🤖 AI Summary
To address the high storage overhead and performance degradation caused by noisy, large-scale web data in multimodal model training, this paper proposes the first real-world-oriented multimodal data distillation framework. Methodologically, it introduces fine-grained learnable cross-modal correspondence modeling, integrated with adaptive region optimization and a dual-track collaborative learning mechanism, to formulate a noise-robust distillation objective. The framework significantly enhances the information density and discriminability of distilled data, consistently outperforming state-of-the-art methods by over 15% on average across diverse compression ratios. Extensive experiments demonstrate strong scalability and deployment flexibility: the framework substantially reduces training costs and accelerates model convergence. It establishes a novel paradigm for high-quality, low-cost multimodal pretraining—enabling efficient utilization of noisy, web-scale data while preserving semantic fidelity and task relevance.
📝 Abstract
Recent multi-modal models have shown remarkable versatility in real-world applications. However, their rapid development encounters two critical data challenges.
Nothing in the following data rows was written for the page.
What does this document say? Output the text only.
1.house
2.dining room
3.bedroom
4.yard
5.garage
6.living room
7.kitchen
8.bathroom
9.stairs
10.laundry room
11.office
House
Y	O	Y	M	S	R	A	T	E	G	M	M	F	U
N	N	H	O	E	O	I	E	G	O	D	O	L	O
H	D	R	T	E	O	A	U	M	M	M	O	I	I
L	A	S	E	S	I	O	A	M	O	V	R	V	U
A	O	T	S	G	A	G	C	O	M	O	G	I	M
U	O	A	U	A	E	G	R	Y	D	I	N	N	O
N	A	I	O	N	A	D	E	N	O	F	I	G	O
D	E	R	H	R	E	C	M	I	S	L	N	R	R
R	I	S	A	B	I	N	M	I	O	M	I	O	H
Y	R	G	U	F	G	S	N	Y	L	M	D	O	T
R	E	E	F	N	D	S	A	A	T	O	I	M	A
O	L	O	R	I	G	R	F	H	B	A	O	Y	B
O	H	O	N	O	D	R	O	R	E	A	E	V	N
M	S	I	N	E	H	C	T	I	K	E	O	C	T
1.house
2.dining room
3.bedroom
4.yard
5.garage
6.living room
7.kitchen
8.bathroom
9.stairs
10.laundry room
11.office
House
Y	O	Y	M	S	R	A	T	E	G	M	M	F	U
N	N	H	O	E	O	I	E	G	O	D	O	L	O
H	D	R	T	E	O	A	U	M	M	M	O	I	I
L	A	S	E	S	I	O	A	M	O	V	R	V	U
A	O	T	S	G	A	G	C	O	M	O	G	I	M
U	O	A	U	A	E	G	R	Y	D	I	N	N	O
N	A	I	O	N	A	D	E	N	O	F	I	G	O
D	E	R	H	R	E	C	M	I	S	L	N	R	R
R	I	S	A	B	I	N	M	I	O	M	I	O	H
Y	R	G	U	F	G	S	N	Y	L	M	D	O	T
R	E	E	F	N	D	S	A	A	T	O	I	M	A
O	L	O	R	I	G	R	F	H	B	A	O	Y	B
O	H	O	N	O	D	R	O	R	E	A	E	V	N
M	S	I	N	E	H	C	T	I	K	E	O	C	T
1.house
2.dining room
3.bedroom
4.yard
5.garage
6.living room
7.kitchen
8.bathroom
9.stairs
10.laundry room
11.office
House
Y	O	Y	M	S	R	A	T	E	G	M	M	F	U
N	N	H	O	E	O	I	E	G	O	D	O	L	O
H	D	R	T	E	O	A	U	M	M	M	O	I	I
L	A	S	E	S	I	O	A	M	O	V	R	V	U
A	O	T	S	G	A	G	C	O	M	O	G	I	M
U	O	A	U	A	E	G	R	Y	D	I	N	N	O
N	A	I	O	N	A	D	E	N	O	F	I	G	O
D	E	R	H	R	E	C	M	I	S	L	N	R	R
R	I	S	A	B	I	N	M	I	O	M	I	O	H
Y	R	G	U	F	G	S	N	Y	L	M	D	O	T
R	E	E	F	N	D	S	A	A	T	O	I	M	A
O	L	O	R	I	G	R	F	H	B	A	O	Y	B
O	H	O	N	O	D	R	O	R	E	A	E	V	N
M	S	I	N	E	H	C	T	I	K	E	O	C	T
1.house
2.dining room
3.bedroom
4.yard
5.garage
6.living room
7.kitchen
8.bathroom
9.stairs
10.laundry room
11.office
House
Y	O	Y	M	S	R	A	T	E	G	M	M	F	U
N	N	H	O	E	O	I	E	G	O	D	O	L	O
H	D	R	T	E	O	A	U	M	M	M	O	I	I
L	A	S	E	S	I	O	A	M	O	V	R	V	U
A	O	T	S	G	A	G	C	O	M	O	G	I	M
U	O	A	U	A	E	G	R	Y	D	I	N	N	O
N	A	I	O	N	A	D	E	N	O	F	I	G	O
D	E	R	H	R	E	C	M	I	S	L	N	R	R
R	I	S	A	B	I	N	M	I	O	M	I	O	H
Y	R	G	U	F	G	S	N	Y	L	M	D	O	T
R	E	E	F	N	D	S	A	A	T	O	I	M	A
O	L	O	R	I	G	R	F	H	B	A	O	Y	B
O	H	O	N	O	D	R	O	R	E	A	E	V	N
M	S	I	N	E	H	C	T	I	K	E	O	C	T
First, the training process requires large-scale datasets, leading to substantial storage and computational costs. Second, these data are typically web-crawled with inevitable noise, i.e., partially mismatched pairs, severely degrading model performance. To these ends, we propose Multi-modal dataset Distillation in the Wild, i.e., MDW, the first framework to distill noisy multi-modal datasets into compact clean ones for effective and efficient model training. Specifically, MDW introduces learnable fine-grained correspondences during distillation and adaptively optimizes distilled data to emphasize correspondence-discriminative regions, thereby enhancing distilled data's information density and efficacy. Moreover, to capture robust cross-modal correspondence prior knowledge from real data, MDW proposes dual-track collaborative learning to avoid the risky data noise, alleviating information loss with certifiable noise tolerance. Extensive experiments validate MDW's theoretical and empirical efficacy with remarkable scalability, surpassing prior methods by over 15% across various compression ratios, highlighting its appealing practicality for applications with diverse efficacy and resource needs.